Por eso, es muy importante revisar qué grado de comunión tenemos con Jesucristo en la fe, en su Palabra y, sobre todo, en la participación de su misma vida en los Sacramentos.
Al estar bien en comunión con Él, estamos en comunión con Dios Padre, y el lazo que nos une a Ellos, es el Espíritu Santo. Solo a partir de la comunión con Dios podemos estar seguros de que la comunión entre nosotros, como discípulos de Cristo, es auténtica.

Tenemos que luchar por crecer, cada vez más, en esta comunión.

Lo que se espera de nosotros es que, en la comunidad a la que pertenecemos, ahí donde se concretiza nuestra presencia y nuestro trabajo, como por ejemplo la Parroquia, experimentemos la comunión.

La comunión parte del conocimiento, que supone el diálogo y la comunicación, que supone ayudarnos unos a otros, para que la fuerza de nuestra presencia sea más eficaz en el mundo.

Ahí donde desarrollamos nuestra vida: la familia, la profesión, en el mundo de los negocios, de las relaciones. Que en donde nos movamos, podamos ser proyección del reinado de Jesucristo (de amor, de justicia y de paz), en todos los ámbitos de la vida humana.
Si vivimos la comunión, no podemos dudar de que la misión que Cristo nos ha dejado se llevará a cabo. La buena comunión con Él nos lanza a la misión que nos dejó: “Vayan a todo el mundo y prediquen el Evangelio”, y nos vamos a sentir comprometidos a participar.

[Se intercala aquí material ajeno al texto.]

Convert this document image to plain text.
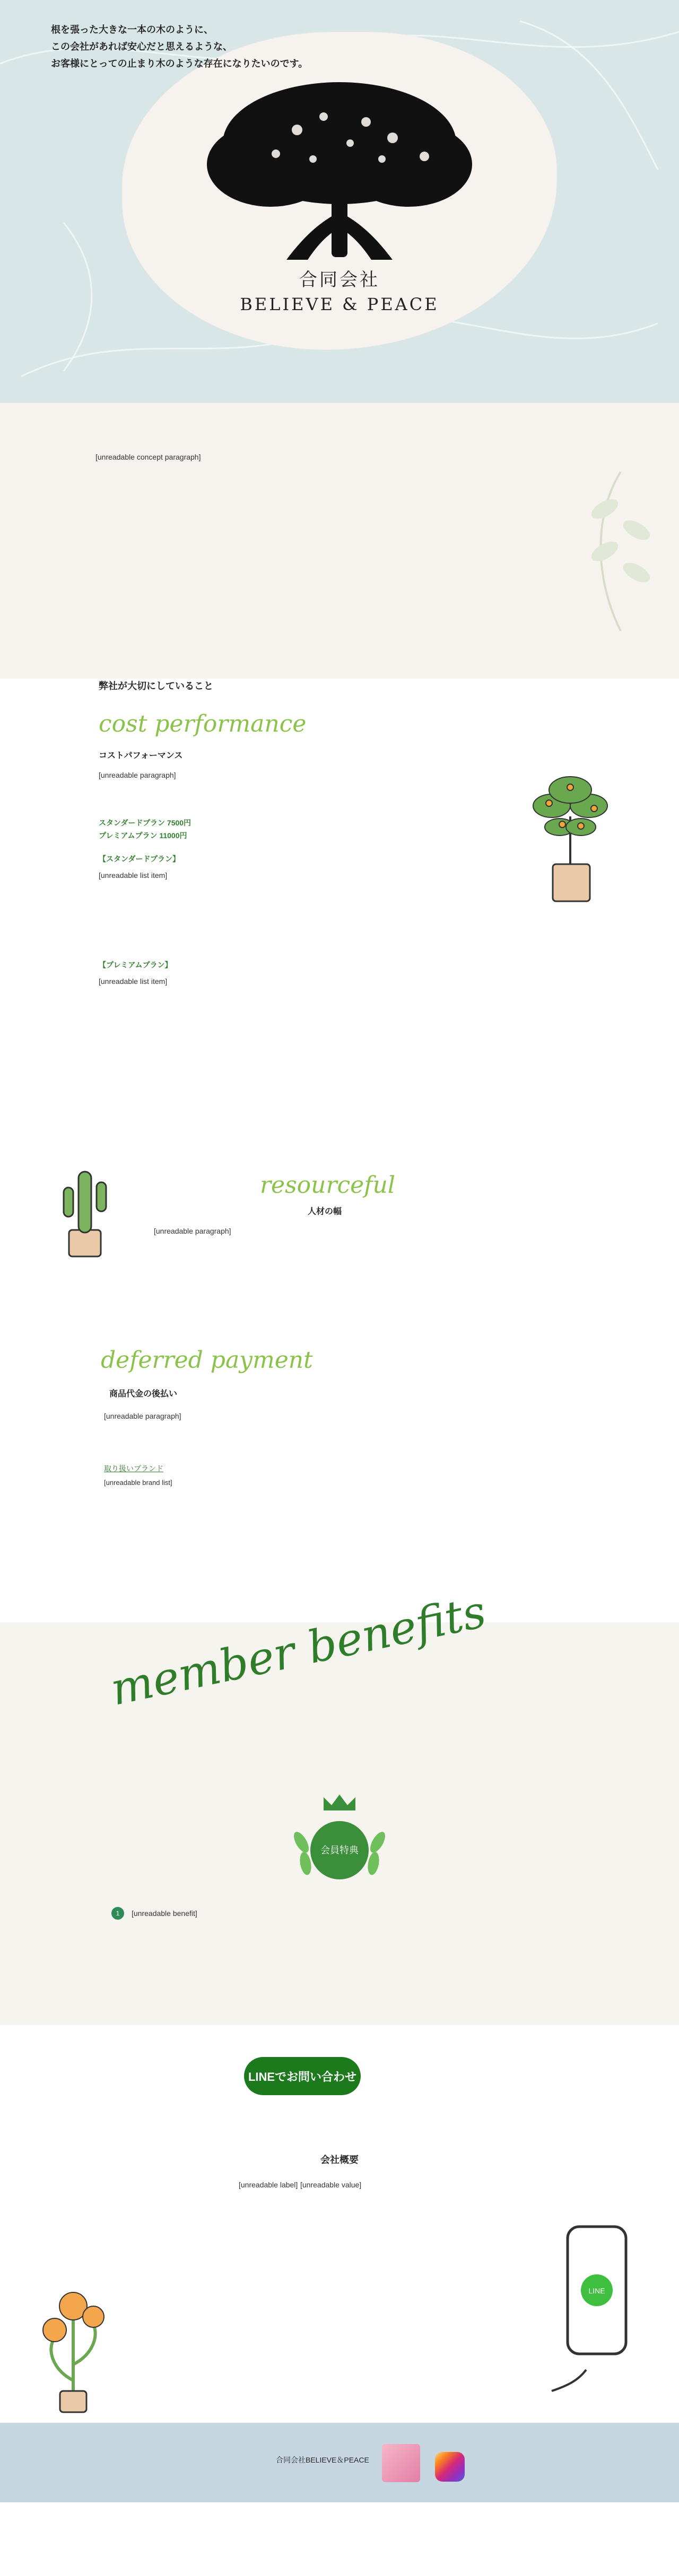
根を張った大きな一本の木のように、
この会社があれば安心だと思えるような、
お客様にとっての止まり木のような存在になりたいのです。
合同会社
BELIEVE & PEACE
[unreadable concept paragraph]
弊社が大切にしていること
cost performance
コストパフォーマンス
[unreadable paragraph]
スタンダードプラン 7500円
プレミアムプラン 11000円
【スタンダードプラン】
[unreadable list item]
【プレミアムプラン】
[unreadable list item]
resourceful
人材の幅
[unreadable paragraph]
deferred payment
商品代金の後払い
[unreadable paragraph]
取り扱いブランド
[unreadable brand list]
member benefits
会員特典
1	[unreadable benefit]
LINEでお問い合わせ
会社概要
[unreadable label] [unreadable value]
LINE
合同会社BELIEVE＆PEACE
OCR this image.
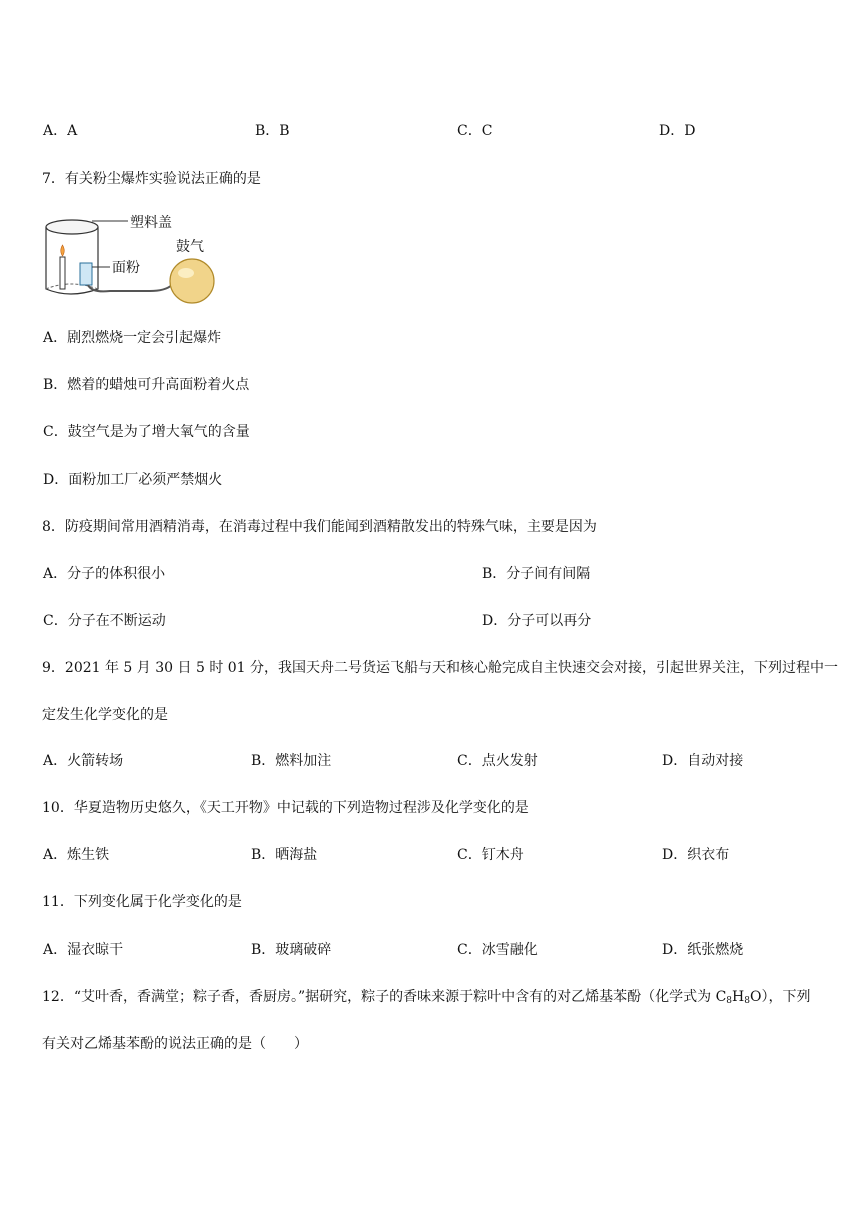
A．A	B．B	C．C	D．D
7．有关粉尘爆炸实验说法正确的是
塑料盖
面粉
鼓气
A．剧烈燃烧一定会引起爆炸
B．燃着的蜡烛可升高面粉着火点
C．鼓空气是为了增大氧气的含量
D．面粉加工厂必须严禁烟火
8．防疫期间常用酒精消毒，在消毒过程中我们能闻到酒精散发出的特殊气味，主要是因为
A．分子的体积很小	B．分子间有间隔
C．分子在不断运动	D．分子可以再分
9．2021 年 5 月 30 日 5 时 01 分，我国天舟二号货运飞船与天和核心舱完成自主快速交会对接，引起世界关注，下列过程中一
定发生化学变化的是
A．火箭转场	B．燃料加注	C．点火发射	D．自动对接
10．华夏造物历史悠久，《天工开物》中记载的下列造物过程涉及化学变化的是
A．炼生铁	B．晒海盐	C．钉木舟	D．织衣布
11．下列变化属于化学变化的是
A．湿衣晾干	B．玻璃破碎	C．冰雪融化	D．纸张燃烧
12．“艾叶香，香满堂；粽子香，香厨房。”据研究，粽子的香味来源于粽叶中含有的对乙烯基苯酚（化学式为 $C_8H_8O$），下列
有关对乙烯基苯酚的说法正确的是（　　）
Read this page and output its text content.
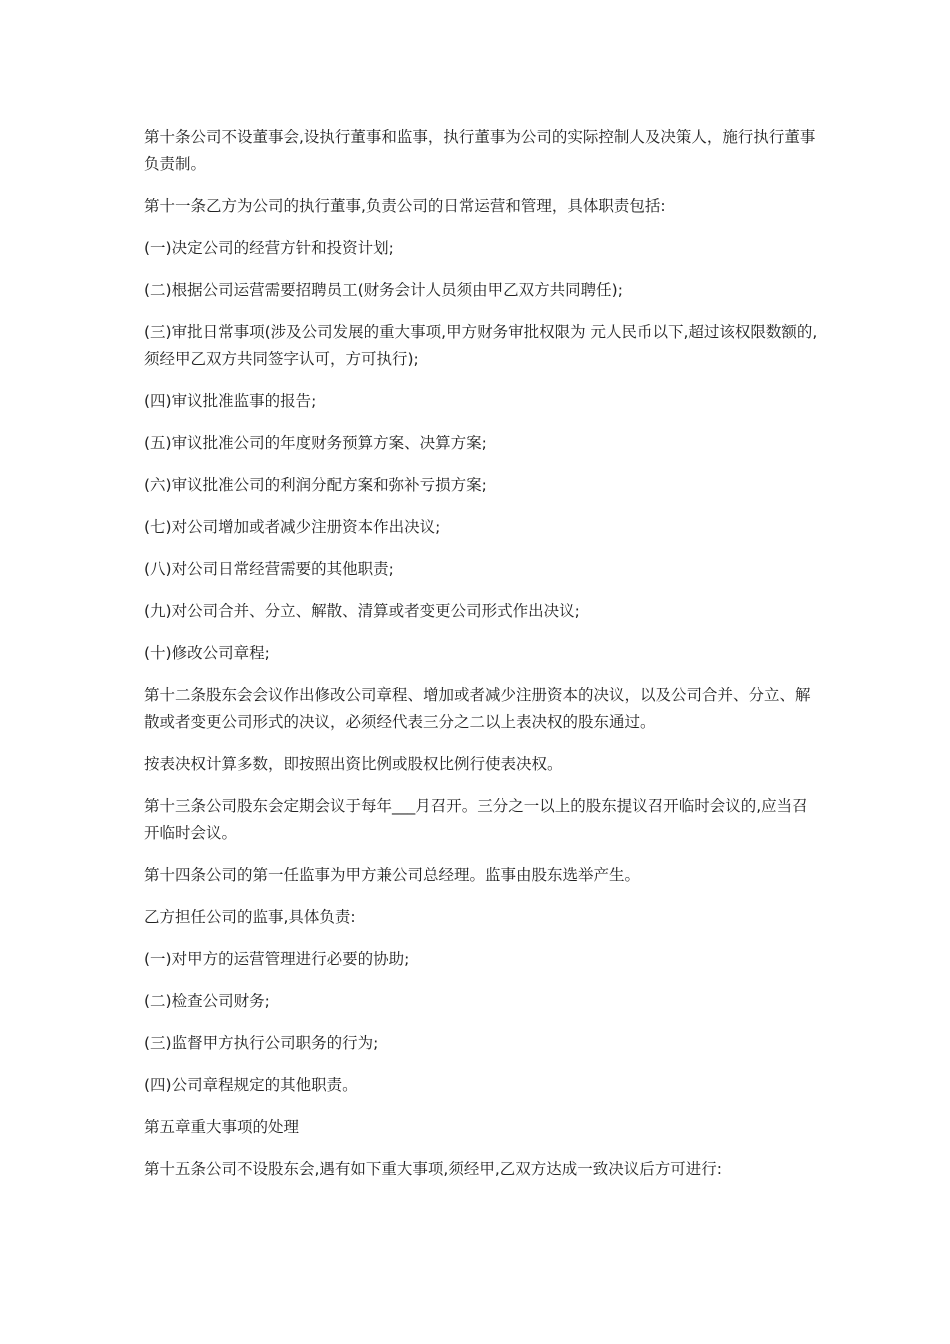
第十条公司不设董事会,设执行董事和监事，执行董事为公司的实际控制人及决策人，施行执行董事负责制。

第十一条乙方为公司的执行董事,负责公司的日常运营和管理，具体职责包括:

(一)决定公司的经营方针和投资计划;

(二)根据公司运营需要招聘员工(财务会计人员须由甲乙双方共同聘任);

(三)审批日常事项(涉及公司发展的重大事项,甲方财务审批权限为 元人民币以下,超过该权限数额的,须经甲乙双方共同签字认可，方可执行);

(四)审议批准监事的报告;

(五)审议批准公司的年度财务预算方案、决算方案;

(六)审议批准公司的利润分配方案和弥补亏损方案;

(七)对公司增加或者减少注册资本作出决议;

(八)对公司日常经营需要的其他职责;

(九)对公司合并、分立、解散、清算或者变更公司形式作出决议;

(十)修改公司章程;

第十二条股东会会议作出修改公司章程、增加或者减少注册资本的决议，以及公司合并、分立、解散或者变更公司形式的决议，必须经代表三分之二以上表决权的股东通过。

按表决权计算多数，即按照出资比例或股权比例行使表决权。

第十三条公司股东会定期会议于每年___月召开。三分之一以上的股东提议召开临时会议的,应当召开临时会议。

第十四条公司的第一任监事为甲方兼公司总经理。监事由股东选举产生。

乙方担任公司的监事,具体负责:

(一)对甲方的运营管理进行必要的协助;

(二)检查公司财务;

(三)监督甲方执行公司职务的行为;

(四)公司章程规定的其他职责。

第五章重大事项的处理

第十五条公司不设股东会,遇有如下重大事项,须经甲,乙双方达成一致决议后方可进行:
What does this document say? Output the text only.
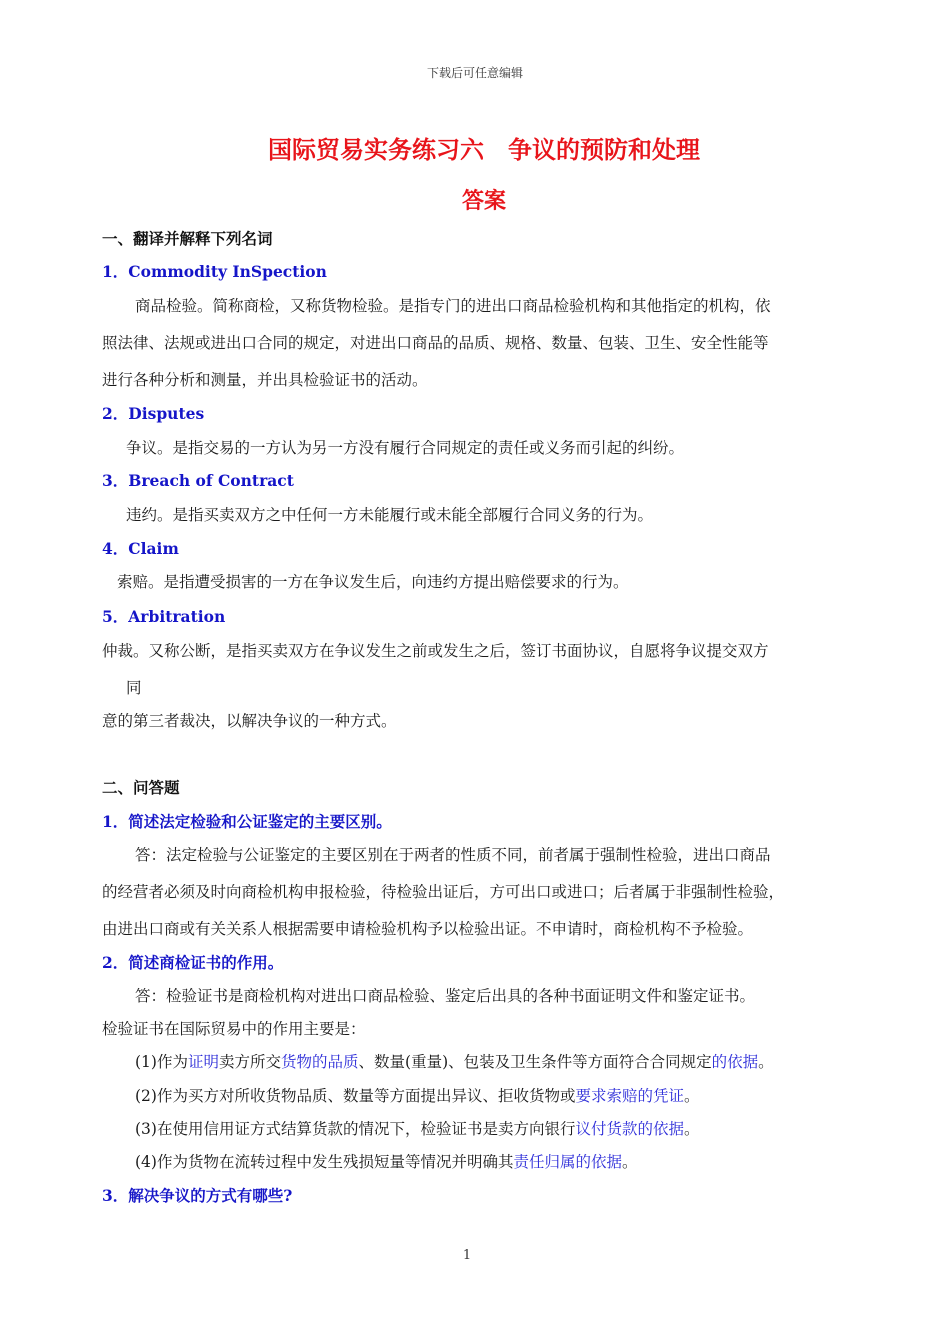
下载后可任意编辑
国际贸易实务练习六　争议的预防和处理
答案
一、翻译并解释下列名词
1．Commodity InSpection
商品检验。简称商检，又称货物检验。是指专门的进出口商品检验机构和其他指定的机构，依
照法律、法规或进出口合同的规定，对进出口商品的品质、规格、数量、包装、卫生、安全性能等
进行各种分析和测量，并出具检验证书的活动。
2．Disputes
争议。是指交易的一方认为另一方没有履行合同规定的责任或义务而引起的纠纷。
3．Breach of Contract
违约。是指买卖双方之中任何一方未能履行或未能全部履行合同义务的行为。
4．Claim
索赔。是指遭受损害的一方在争议发生后，向违约方提出赔偿要求的行为。
5．Arbitration
仲裁。又称公断，是指买卖双方在争议发生之前或发生之后，签订书面协议，自愿将争议提交双方
同
意的第三者裁决，以解决争议的一种方式。
二、问答题
1．简述法定检验和公证鉴定的主要区别。
答：法定检验与公证鉴定的主要区别在于两者的性质不同，前者属于强制性检验，进出口商品
的经营者必须及时向商检机构申报检验，待检验出证后，方可出口或进口；后者属于非强制性检验，
由进出口商或有关关系人根据需要申请检验机构予以检验出证。不申请时，商检机构不予检验。
2．简述商检证书的作用。
答：检验证书是商检机构对进出口商品检验、鉴定后出具的各种书面证明文件和鉴定证书。
检验证书在国际贸易中的作用主要是：
(1)作为证明卖方所交货物的品质、数量(重量)、包装及卫生条件等方面符合合同规定的依据。
(2)作为买方对所收货物品质、数量等方面提出异议、拒收货物或要求索赔的凭证。
(3)在使用信用证方式结算货款的情况下，检验证书是卖方向银行议付货款的依据。
(4)作为货物在流转过程中发生残损短量等情况并明确其责任归属的依据。
3．解决争议的方式有哪些?
1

El que vive la comunión con Dios y sus hermanos, el que se sabe enviado a la misión, no puede quedarse al margen de evangelizar, sino que tiene que entrar en la participación.

Qué triste es ver -a veces- que en lugar de la comunión, en lugar del celo por la misión y del interés por la participación, se ven luchas, incluso hasta divisiones.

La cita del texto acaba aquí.